What if every patient who suffered an out-of-hospital cardiac arrest could have access to the same kind of specialized care found in a trauma center? Arizona is answering that question by becoming the first state to create a network of cardiac arrest centers, which draw on the concept of trauma centers to deliver standardized care to patients.

"There are things we can do to improve outcomes in [these] patients, but hospitals aren't doing them routinely," says Bentley Bobrow, MD, Mayo Clinic, Scottsdale, Ariz. and medical director for the Bureau of Emergency Medical Services & Trauma System, Arizona Department of Health Services. "In a perfect world, I'd like every hospital to be able to deliver every state-of-the-art therapy, but staffing and finances make that impossible." That's where cardiac arrest centers come in.

It Just Takes Four

The Arizona Department of Health Services' Save Hearts in Arizona Registry & Education program manages the Cardiac Arrest Center Consortium and provides resources for aspiring and existing cardiac arrest centers (See Implementation strategy for Cardiac Arrest Center).

It only takes four components to be a cardiac arrest center: therapeutic hypothermia, an ability to provide 24/7 interventional therapy for cardiac revascularization, completion of a one-page data tool and submission of the data tool to the Cardiac Arrest Center Consortium. Hospitals receive reports of their data, as well as aggregate data for the state.

Therapeutic Hypothermia Now

Therapeutic hypothermia is the cornerstone of the cardiac arrest center. The American Heart Association endorsed therapeutic hypothermia in 2003 on the basis of positive results from two large clinical trials, yet adoption of this life-saving treatment has lagged behind. A survey of 52 ED medical directors in Arizona found that only five (10%) of EDs routinely used the procedure, and only two of those had structured protocols.

Common reasons for not using therapeutic hypothermia include equipment cost, lack of knowledge of the evidence supporting its use, and lack of trained personnel. Bobrow says, "[The clinicians are] afraid of doing it the wrong way. It's a complicated strategy."

More research is needed on the intricacies of the procedure, such as what type works best, but Bobrow says clinicians need to embrace the therapy. Several hospitals in Arizona have cooled multiple patients and found improved outcomes. "We don't know what's the best way, but we know that it improves outcomes," Bobrow notes.

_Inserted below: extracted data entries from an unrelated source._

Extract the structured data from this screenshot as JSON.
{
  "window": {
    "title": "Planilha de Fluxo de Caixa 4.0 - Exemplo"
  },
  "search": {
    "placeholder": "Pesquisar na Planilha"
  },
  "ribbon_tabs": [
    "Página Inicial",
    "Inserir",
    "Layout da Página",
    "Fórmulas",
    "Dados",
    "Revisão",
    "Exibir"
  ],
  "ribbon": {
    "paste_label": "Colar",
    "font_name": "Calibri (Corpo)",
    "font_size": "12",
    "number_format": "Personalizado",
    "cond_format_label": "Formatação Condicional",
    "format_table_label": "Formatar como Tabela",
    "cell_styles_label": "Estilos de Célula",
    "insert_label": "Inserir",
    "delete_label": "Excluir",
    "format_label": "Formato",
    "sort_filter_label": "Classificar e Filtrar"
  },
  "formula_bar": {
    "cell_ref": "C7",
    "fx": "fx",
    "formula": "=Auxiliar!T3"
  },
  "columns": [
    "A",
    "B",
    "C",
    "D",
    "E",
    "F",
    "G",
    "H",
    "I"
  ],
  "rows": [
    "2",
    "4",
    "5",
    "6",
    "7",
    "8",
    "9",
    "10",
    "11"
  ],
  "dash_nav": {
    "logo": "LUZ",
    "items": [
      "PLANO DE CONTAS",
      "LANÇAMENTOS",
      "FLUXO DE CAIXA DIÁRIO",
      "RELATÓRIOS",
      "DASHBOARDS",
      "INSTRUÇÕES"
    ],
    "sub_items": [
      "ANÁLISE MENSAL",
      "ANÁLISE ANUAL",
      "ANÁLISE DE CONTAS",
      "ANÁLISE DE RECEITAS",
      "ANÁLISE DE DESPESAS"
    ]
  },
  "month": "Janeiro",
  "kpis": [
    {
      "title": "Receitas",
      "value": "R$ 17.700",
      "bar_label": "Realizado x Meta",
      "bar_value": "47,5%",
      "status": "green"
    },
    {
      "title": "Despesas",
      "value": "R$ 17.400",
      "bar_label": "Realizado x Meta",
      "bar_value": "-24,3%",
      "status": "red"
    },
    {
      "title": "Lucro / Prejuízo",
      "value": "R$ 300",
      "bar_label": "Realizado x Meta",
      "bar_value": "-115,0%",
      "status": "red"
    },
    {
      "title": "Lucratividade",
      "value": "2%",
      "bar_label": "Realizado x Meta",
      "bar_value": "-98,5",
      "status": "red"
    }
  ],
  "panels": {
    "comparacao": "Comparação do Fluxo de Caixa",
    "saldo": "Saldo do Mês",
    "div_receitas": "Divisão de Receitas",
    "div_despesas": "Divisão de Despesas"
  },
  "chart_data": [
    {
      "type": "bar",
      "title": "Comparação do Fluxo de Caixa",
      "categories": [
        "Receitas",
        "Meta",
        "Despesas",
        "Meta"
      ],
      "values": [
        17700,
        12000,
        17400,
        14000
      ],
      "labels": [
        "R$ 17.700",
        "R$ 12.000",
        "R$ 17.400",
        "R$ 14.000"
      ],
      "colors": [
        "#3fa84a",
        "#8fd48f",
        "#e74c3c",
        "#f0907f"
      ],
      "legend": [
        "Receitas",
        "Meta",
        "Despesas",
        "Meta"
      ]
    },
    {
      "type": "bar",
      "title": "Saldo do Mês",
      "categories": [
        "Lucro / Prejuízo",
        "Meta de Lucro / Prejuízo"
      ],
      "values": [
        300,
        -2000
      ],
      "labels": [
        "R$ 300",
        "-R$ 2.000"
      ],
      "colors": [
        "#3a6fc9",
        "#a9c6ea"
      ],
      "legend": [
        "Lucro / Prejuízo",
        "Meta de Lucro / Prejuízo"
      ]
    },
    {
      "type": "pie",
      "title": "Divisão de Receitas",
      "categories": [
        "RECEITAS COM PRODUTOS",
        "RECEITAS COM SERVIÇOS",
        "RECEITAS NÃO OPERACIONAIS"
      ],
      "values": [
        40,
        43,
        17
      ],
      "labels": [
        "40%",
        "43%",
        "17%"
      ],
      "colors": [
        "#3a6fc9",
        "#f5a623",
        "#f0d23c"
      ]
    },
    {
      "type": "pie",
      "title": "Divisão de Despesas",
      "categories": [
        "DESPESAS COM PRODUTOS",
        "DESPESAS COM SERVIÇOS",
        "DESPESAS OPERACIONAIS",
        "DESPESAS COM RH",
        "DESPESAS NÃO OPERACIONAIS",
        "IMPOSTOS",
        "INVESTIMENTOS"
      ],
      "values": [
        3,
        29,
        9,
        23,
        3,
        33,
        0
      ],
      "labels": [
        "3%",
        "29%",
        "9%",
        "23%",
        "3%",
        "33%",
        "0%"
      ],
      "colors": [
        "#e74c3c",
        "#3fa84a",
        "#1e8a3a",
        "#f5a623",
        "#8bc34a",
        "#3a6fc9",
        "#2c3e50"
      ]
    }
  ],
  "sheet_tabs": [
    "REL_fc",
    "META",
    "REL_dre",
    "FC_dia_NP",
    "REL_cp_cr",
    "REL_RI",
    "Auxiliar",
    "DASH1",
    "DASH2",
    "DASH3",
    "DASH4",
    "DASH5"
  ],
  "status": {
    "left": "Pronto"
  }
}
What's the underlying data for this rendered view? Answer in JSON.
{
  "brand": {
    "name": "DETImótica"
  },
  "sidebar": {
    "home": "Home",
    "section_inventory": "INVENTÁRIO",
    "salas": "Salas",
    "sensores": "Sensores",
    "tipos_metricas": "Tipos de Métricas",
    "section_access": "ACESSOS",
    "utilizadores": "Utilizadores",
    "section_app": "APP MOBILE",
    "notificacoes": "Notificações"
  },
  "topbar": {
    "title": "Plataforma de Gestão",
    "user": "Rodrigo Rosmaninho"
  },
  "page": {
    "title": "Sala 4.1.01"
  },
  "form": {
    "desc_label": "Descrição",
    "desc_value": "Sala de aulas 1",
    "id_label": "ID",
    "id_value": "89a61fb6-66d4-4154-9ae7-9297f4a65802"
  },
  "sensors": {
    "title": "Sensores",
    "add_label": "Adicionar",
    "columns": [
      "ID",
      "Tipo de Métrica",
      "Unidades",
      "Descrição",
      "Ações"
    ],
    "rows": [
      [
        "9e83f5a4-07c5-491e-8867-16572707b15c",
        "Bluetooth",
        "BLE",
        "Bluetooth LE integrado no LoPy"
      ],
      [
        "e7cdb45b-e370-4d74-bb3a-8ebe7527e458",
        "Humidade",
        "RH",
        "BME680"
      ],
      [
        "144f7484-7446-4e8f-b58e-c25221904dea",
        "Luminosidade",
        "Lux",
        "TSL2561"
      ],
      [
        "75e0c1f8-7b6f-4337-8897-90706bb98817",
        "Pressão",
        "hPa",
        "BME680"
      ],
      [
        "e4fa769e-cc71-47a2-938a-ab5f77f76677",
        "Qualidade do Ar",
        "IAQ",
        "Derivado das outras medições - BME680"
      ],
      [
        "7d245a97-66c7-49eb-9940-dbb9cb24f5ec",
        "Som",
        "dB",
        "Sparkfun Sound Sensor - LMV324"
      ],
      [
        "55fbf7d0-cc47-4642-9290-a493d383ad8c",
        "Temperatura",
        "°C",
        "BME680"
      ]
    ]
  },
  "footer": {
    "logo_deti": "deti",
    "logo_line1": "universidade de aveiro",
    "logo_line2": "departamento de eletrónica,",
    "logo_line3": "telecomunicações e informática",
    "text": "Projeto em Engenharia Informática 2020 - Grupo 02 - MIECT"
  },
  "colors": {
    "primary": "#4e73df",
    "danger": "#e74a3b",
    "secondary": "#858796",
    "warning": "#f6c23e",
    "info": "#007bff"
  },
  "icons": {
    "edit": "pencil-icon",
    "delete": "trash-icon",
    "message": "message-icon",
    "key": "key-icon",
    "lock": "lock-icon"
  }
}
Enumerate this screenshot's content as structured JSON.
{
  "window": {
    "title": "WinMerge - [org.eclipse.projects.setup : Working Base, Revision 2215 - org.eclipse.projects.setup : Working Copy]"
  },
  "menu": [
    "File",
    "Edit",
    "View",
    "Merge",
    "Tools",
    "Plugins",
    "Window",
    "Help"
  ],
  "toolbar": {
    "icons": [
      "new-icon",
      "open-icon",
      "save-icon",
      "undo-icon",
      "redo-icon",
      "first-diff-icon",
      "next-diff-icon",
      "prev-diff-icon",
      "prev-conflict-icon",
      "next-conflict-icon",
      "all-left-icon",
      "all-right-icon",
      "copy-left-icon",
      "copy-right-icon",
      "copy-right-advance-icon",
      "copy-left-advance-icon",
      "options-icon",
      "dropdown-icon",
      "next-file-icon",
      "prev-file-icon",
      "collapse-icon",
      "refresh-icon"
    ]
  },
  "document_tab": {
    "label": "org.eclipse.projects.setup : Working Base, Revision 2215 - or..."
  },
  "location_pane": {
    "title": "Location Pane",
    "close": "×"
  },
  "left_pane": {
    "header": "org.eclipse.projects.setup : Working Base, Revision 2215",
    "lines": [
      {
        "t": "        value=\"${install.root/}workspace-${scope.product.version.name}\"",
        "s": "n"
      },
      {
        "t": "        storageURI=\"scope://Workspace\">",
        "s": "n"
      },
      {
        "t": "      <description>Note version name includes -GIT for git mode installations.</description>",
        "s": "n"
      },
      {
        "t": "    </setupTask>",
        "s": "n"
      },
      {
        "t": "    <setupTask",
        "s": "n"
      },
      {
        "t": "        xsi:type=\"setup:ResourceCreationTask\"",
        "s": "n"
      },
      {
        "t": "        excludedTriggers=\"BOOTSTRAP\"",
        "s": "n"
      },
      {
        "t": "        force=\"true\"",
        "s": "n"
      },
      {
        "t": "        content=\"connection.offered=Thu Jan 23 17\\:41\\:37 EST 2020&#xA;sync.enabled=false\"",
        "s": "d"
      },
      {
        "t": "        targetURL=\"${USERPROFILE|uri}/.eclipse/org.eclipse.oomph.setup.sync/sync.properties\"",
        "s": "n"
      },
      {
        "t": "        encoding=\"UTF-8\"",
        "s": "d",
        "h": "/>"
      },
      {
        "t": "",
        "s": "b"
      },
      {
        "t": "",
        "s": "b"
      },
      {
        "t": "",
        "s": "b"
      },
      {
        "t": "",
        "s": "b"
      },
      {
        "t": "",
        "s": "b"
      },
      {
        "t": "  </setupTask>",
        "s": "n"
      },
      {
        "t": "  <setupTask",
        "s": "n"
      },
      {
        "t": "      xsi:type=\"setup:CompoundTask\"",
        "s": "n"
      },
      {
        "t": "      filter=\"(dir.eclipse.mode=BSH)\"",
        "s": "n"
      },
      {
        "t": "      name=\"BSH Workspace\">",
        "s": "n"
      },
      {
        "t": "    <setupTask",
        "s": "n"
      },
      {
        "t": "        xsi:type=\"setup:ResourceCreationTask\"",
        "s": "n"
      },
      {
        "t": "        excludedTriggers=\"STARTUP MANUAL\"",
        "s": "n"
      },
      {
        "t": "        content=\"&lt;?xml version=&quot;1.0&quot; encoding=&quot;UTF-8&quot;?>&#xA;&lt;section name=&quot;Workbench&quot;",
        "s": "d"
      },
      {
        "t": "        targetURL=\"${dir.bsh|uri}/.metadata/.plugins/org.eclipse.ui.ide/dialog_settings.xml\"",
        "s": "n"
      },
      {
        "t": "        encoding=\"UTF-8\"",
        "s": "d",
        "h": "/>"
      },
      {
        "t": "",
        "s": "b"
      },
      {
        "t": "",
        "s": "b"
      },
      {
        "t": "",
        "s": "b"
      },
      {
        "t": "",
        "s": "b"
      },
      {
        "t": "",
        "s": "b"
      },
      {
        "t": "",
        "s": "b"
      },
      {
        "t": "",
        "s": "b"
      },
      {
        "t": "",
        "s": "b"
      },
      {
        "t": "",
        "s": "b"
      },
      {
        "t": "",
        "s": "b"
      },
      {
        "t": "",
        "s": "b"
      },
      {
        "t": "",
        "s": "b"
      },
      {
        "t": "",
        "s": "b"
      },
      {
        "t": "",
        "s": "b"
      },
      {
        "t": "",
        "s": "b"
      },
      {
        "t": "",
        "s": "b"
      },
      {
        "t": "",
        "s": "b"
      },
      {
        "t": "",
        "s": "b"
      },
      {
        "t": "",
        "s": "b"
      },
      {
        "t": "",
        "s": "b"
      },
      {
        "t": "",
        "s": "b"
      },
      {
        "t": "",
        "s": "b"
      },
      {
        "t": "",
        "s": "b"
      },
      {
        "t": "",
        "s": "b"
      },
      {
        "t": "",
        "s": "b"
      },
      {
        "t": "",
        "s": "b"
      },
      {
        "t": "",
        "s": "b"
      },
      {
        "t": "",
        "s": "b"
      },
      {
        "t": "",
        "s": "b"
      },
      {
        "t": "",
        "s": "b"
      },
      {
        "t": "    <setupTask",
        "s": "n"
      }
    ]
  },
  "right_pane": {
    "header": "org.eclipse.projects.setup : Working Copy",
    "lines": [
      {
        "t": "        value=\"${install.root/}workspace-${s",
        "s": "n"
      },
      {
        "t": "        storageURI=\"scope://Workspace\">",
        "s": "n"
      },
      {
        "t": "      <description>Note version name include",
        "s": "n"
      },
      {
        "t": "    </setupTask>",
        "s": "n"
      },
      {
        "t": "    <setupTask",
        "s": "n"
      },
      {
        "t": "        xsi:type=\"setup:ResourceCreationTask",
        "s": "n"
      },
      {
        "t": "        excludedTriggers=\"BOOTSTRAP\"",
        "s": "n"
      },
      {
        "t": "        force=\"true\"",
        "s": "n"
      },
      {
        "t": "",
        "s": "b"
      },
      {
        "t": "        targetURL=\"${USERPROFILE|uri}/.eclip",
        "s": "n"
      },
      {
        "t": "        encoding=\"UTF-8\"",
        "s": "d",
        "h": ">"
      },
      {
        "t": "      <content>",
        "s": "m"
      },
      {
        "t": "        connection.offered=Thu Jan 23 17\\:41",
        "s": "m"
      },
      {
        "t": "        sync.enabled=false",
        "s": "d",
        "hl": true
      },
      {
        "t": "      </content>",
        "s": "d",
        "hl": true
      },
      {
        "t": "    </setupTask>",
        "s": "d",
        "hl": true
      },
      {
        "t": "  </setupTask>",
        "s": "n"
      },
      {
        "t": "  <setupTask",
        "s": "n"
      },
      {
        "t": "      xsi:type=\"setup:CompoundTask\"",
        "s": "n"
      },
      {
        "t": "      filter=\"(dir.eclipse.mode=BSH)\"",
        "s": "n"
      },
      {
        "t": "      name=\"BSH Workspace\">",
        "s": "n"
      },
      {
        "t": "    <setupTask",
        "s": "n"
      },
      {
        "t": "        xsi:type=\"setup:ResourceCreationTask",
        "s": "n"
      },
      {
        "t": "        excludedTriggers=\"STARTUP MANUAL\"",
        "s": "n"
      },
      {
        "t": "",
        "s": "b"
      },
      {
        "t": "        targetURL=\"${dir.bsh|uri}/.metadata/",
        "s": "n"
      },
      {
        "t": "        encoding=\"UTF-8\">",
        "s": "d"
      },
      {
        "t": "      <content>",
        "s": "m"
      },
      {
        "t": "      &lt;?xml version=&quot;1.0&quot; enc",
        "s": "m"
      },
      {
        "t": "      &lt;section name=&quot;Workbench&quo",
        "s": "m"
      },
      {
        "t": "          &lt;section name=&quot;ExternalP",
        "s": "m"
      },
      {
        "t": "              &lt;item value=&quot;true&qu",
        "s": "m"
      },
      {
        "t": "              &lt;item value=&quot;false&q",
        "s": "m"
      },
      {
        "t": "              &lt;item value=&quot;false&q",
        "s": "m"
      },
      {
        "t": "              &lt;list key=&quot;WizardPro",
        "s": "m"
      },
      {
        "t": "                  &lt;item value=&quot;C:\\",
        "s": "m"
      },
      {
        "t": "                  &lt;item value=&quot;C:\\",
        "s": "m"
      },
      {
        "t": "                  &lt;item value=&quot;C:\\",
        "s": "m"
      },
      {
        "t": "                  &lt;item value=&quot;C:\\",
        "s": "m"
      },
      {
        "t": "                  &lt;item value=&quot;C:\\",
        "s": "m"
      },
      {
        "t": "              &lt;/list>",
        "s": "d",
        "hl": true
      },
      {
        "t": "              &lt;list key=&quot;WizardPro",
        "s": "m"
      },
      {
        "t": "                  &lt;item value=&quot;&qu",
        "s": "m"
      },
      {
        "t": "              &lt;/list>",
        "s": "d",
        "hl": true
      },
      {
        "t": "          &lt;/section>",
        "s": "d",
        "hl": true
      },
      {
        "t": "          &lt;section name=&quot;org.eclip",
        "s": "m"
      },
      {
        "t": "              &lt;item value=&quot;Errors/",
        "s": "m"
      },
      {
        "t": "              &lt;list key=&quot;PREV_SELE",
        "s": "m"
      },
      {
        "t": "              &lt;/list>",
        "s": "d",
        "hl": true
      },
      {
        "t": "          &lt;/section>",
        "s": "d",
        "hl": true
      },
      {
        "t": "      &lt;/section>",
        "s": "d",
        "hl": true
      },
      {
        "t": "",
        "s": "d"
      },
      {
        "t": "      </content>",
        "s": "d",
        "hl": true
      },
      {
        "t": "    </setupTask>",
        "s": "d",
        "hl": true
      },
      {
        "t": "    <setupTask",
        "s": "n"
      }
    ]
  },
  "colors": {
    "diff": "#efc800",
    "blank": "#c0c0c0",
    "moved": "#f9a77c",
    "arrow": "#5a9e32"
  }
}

Paramedics in Arizona are starting to think of the procedure as an option for patients who are successfully resuscitated but still in a coma. Some fire department protocols call for starting cool saline during transport to the hospital. When the patient hits the ED doors, staff and physicians are ready to go, says Kristen Slee, RN, MSN, CEN, unit-based educator and community outreach coordinator for the Mayo Clinic ED.

Once the ED physician decides the patient is a candidate for therapeutic hypotherapy, it's time to set up the Arctic Sun machine, which uses thermal-heat exchange cooling pads to control temperature. "It's not hard to use," says Slee, "It only takes about 10 or 15 minutes for a couple of people to set it up." The extra help is needed to place the cooling pads: one on each leg, one for the chest and one for the back. A urinary catheter with a temperature probe is inserted for monitoring.

The cooling pads are placed over the ECG and defibrillation pads. Slee says the water is "deep in the pad" so defibrillating the patient is not a danger. Patients can even undergo percutaneous coronary interventions while receiving hypothermia.

Responses From Staff and Family

Slee says those wanting to start the therapy in their ED "need to show the positive data to people to get the buy in." Anxiety is natural because it is still not routine. "When staff see the potential, they're excited to use it," says Slee, "but it makes them a little nervous too." Special resource sheets were developed to help staff.

Sometimes families worry their loved ones will shiver from being cold. Slee tells them that the temperature reduction is mild (32 to 34 degrees C) and that medications such as sedatives and paralytics are given to prevent shivering.

Future of Cardiac Arrest Centers

Arizona has 15 cardiac arrest centers as of July 18 and Bobrow anticipates several more. The goal is that an out-of-hospital cardiac arrest patient anywhere in the state would have ready access (less than 15 minutes of additional transport time) to a cardiac arrest center.

More research is needed, but researchers in Norway found that using a standard postresuscitation protocol, which included therapeutic hypotherapy, PCI and control of hemodynamics, blood glucose, ventilation and seizures improved the rate of survival to hospital discharge with a favorable neurological outcome from 26% to 56%.

Bobrow foresees a time when cardiac arrest centers exist throughout the country. "We're at a point where an aggressive approach at cardiac arrest centers can significantly improve survival," he says.

Strategy for Center Implementation

Meet the four fundamental components:

Therapeutic hypothermia protocol for out-of-hospital cardiac arrest

Around-the-clock cardiac intervention capability including protocol for out-of-hospital cardiac arrest

System for completing the one-page data collection tool

Commitment to contribute data to the Cardiac Arrest Center Consortium.